A las personas que recogen el aguamiel de los magueyes se les llama tlachiqueros; lo hacen con un objeto llamado “acocote”.

Hubo en Ixhuacán dueños de tiendas que viajaban para comprar personalmente sus mercancías, y como su condición económica era mejor que la de los pulqueros, cabalgaban en buenos caballos.
El pulque se transportaba en odres de piel de cabra; antes de usarlos los curtían con ceniza y “sal caliche”.

Los odres llenos de pulque, se transportaban en bolsas de costal de ixtle a las que llamaban “árganas”. Aun recuerdo cómo me enseñó mi padre a cerrar la boca de los odres con un cordel.
Con la corteza del pino hacían “botanas”, pequeñas ruedas en forma de yoyo con las que cerraban las roturas de los odres.

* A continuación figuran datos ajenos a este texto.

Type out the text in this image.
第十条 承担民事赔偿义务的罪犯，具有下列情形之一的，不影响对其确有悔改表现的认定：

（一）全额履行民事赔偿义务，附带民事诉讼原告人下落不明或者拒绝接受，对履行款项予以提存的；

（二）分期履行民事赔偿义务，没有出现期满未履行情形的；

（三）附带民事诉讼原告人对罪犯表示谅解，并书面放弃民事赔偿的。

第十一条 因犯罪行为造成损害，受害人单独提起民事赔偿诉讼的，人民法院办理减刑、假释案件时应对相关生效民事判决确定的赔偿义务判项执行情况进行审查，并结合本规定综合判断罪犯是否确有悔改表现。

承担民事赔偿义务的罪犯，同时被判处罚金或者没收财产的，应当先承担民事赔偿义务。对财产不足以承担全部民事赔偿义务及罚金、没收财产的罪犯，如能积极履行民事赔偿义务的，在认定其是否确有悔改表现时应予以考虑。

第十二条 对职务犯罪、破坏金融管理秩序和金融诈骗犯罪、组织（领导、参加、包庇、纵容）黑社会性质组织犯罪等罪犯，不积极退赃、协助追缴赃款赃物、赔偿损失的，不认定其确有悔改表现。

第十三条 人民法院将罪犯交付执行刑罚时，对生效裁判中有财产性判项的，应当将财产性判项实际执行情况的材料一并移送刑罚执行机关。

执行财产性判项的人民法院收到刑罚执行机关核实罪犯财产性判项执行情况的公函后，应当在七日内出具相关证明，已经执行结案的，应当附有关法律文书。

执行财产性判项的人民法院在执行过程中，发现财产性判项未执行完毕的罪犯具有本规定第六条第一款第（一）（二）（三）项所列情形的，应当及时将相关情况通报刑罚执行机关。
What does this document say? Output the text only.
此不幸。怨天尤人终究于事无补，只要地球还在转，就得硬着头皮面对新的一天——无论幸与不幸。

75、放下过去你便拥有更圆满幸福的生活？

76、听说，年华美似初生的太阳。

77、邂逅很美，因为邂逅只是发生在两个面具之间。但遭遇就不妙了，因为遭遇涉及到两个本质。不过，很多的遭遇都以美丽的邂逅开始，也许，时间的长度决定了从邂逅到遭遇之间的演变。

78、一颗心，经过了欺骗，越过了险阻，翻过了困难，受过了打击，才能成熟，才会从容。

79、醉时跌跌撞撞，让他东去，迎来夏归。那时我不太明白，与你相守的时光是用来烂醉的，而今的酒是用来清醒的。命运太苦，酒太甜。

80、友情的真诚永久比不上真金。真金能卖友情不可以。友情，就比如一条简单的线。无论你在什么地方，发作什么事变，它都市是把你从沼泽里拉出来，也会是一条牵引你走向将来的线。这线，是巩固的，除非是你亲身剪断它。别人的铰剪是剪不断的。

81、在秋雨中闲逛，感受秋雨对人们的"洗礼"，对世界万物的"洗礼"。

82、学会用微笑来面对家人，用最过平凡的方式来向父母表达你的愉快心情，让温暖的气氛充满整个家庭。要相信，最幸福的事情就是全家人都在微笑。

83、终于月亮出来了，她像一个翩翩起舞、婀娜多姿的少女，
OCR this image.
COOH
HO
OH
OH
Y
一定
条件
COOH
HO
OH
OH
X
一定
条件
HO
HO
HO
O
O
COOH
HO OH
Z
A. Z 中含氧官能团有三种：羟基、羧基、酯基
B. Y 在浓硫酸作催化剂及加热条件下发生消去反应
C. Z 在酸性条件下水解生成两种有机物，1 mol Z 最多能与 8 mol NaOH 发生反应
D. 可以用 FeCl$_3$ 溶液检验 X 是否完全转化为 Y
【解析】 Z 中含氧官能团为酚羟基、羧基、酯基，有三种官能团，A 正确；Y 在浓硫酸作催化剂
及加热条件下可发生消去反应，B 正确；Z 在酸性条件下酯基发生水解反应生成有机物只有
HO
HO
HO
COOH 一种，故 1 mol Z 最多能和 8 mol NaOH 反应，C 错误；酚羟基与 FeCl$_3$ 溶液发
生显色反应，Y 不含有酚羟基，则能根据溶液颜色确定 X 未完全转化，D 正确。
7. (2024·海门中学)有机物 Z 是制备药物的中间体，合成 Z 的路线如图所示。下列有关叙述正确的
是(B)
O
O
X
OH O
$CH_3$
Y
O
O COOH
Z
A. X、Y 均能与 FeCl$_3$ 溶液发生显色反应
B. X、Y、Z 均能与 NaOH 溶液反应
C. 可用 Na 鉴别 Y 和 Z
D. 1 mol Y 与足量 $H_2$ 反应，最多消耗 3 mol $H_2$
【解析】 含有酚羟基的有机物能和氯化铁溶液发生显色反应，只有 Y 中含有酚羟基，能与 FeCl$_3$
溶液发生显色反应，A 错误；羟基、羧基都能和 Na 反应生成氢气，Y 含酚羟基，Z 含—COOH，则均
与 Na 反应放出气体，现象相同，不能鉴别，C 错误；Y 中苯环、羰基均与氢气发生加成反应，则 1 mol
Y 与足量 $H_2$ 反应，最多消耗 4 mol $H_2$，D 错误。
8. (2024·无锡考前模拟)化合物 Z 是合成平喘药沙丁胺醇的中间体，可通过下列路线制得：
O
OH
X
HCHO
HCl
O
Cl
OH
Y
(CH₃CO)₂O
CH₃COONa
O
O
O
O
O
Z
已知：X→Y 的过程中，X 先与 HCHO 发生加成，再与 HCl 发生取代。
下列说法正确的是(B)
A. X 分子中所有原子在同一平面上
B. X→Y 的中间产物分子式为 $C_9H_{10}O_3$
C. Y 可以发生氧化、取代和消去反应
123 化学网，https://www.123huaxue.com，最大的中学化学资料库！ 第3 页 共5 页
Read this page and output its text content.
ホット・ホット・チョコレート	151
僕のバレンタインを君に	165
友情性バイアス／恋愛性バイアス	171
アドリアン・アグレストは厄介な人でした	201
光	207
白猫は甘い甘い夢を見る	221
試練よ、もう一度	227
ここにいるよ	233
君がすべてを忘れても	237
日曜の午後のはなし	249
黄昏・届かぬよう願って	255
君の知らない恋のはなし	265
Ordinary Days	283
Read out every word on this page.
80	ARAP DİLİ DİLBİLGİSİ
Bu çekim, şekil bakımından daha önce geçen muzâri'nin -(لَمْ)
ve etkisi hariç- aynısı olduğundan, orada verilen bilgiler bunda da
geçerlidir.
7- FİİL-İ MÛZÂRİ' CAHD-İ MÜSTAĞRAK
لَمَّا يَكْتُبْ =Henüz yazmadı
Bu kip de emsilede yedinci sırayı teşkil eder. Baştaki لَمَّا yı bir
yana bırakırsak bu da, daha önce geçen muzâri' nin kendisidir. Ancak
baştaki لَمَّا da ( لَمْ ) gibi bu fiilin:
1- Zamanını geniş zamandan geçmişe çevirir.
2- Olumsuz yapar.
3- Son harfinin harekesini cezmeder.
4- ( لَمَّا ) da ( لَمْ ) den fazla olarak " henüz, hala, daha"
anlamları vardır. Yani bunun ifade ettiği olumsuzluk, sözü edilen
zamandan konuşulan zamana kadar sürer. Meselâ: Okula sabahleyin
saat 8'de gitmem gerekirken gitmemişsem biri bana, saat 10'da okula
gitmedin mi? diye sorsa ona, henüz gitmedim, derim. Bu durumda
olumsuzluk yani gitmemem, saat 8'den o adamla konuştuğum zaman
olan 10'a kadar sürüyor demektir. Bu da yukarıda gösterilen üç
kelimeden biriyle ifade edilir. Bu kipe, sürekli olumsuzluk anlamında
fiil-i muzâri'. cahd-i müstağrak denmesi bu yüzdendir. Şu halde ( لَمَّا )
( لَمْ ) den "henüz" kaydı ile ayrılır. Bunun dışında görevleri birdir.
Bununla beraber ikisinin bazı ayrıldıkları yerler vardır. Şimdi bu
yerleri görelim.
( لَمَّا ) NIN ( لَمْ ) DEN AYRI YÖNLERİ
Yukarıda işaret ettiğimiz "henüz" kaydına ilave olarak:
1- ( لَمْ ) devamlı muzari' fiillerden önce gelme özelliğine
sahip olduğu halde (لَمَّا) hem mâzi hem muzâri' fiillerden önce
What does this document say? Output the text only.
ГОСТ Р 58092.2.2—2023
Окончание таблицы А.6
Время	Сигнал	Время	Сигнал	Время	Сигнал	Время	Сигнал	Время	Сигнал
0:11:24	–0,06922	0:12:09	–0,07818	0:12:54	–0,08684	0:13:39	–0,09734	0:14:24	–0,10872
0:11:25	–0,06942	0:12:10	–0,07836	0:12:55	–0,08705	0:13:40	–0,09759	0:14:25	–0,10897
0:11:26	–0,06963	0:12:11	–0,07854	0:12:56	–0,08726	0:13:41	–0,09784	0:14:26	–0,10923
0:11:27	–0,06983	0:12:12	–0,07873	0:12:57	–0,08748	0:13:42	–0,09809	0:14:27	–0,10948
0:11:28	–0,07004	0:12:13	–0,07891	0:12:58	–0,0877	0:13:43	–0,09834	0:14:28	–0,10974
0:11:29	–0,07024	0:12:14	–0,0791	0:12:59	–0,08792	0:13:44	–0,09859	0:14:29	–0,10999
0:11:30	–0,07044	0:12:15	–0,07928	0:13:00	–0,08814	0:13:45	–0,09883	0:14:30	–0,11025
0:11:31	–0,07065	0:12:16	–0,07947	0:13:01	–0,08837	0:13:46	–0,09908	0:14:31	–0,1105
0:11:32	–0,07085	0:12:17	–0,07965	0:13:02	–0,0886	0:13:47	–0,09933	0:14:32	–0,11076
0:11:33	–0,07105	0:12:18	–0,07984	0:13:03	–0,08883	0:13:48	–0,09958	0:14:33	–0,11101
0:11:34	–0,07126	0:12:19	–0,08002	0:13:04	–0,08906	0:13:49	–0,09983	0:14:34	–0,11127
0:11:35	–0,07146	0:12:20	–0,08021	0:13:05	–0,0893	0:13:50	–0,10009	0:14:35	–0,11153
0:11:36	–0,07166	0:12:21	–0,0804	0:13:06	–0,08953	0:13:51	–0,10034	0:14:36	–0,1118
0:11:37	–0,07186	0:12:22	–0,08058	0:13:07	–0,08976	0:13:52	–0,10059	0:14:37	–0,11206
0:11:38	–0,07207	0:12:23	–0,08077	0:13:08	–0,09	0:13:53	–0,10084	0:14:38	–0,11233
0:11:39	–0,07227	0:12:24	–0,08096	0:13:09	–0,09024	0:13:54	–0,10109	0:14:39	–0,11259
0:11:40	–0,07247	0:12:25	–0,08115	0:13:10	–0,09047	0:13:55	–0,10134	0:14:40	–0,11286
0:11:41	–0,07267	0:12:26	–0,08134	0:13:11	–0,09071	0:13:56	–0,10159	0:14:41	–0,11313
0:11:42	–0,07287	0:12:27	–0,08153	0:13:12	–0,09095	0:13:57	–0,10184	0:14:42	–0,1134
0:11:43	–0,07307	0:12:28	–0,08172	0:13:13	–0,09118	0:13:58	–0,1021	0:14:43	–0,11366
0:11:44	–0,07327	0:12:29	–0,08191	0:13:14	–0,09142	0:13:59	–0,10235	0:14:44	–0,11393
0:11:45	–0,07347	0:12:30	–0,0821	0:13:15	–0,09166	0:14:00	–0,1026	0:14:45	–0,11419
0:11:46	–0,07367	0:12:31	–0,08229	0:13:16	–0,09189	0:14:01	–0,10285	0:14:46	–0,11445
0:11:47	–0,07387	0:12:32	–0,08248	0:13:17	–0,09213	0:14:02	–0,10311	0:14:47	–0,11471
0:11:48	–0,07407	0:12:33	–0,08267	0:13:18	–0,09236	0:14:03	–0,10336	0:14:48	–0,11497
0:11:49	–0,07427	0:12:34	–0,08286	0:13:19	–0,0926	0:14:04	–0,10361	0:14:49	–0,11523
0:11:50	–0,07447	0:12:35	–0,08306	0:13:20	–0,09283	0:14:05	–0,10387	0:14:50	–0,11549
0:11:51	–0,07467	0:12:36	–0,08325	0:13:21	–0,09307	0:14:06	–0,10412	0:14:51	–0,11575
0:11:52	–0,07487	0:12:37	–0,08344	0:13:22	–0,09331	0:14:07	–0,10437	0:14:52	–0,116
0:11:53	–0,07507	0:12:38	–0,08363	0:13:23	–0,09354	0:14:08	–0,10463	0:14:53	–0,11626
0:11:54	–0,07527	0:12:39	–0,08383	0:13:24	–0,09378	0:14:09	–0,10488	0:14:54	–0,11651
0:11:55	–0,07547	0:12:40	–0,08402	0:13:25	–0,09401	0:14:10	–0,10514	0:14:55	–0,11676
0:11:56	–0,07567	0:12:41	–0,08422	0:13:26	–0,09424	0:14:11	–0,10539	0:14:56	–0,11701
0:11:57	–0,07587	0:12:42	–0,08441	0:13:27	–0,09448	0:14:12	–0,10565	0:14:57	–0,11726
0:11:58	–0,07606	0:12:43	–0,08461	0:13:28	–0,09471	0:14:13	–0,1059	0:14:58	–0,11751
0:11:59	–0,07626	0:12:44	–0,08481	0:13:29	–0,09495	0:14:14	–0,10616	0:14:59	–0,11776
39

Los días en que viajaba mi padre, acudía yo por las tardes a esperarlo a casa de doña Isabel Flores (le llamábamos “Tía Chabela”), anciana dueña de la pulquería en la que entregaba el pulque mi padre.
Muchas veces vi llegar a mi padre empapado, en medio de fuertes aguaceros.

Tía Chabela me contaba cuentos como el siguiente: Hubo una vez en un bosque dos venados grandes y fuertes, con enormes cornamentas, y al encontrase el uno frente al otro comenzaron a pelear; la lucha fue de tal forma que sus cornamentas quedaron trenzadas, y como no pudieron separarse, allí murieron los dos.

Esto se supo tiempo después en que un leñador encontró los esqueletos de los dos venados. Tía Chabela siempre cerraba sus cuentos diciendo: “y colorín colorado, este cuento ha terminado”.

Cuando mi padre llevaba “aguamiel” a casa, nos permitía beber un poco a mis hermanos y a mí, ya que según él, en cantidad moderada su consumo es alimenticio.

Hubo arrieros con motes o apodos, como “El Huehuechi”, “El Tata” y “El Galavís”.

Algunas veces mi padre nos traía cacahuates, también galletas envueltas en papel estraza, y otras veces piñas con piñones.

Cuando prometía traerme un sombrero nuevo, gustoso me presentaba yo a esperarlo más temprano que de costumbre (los sombreros para niños eran de palma corriente, y como adorno traían entreveradas algunas palmas de colores).

Recuerdo que Tía Chabela al recibir el pulque, usaba un embudo grande, y para colarlo colocaba en el interior del embudo un estropajo de ixtle.

Igual que en las demás pulquerías del pueblo, Tía Chabela despachaba el pulque en jarras a las que llamaban “catrinas”.

Por el difícil trabajo de mi padre para sostenernos, y por lo que aprendí de él, a pesar de no haber tenido más escuela que la de la vida, fue y sigue siendo para mí, padre ejemplar y digno de mi veneración. Entre otras enseñanzas debo agradecerle su ejemplo de rectitud, aunque no lo practique como yo debiera.

El haber tenido un padre como él me enorgullece, orgullo que hasta hoy, mis hijos, con su conducta, han acrecentado. Su nombre: Juan Martínez Vélez.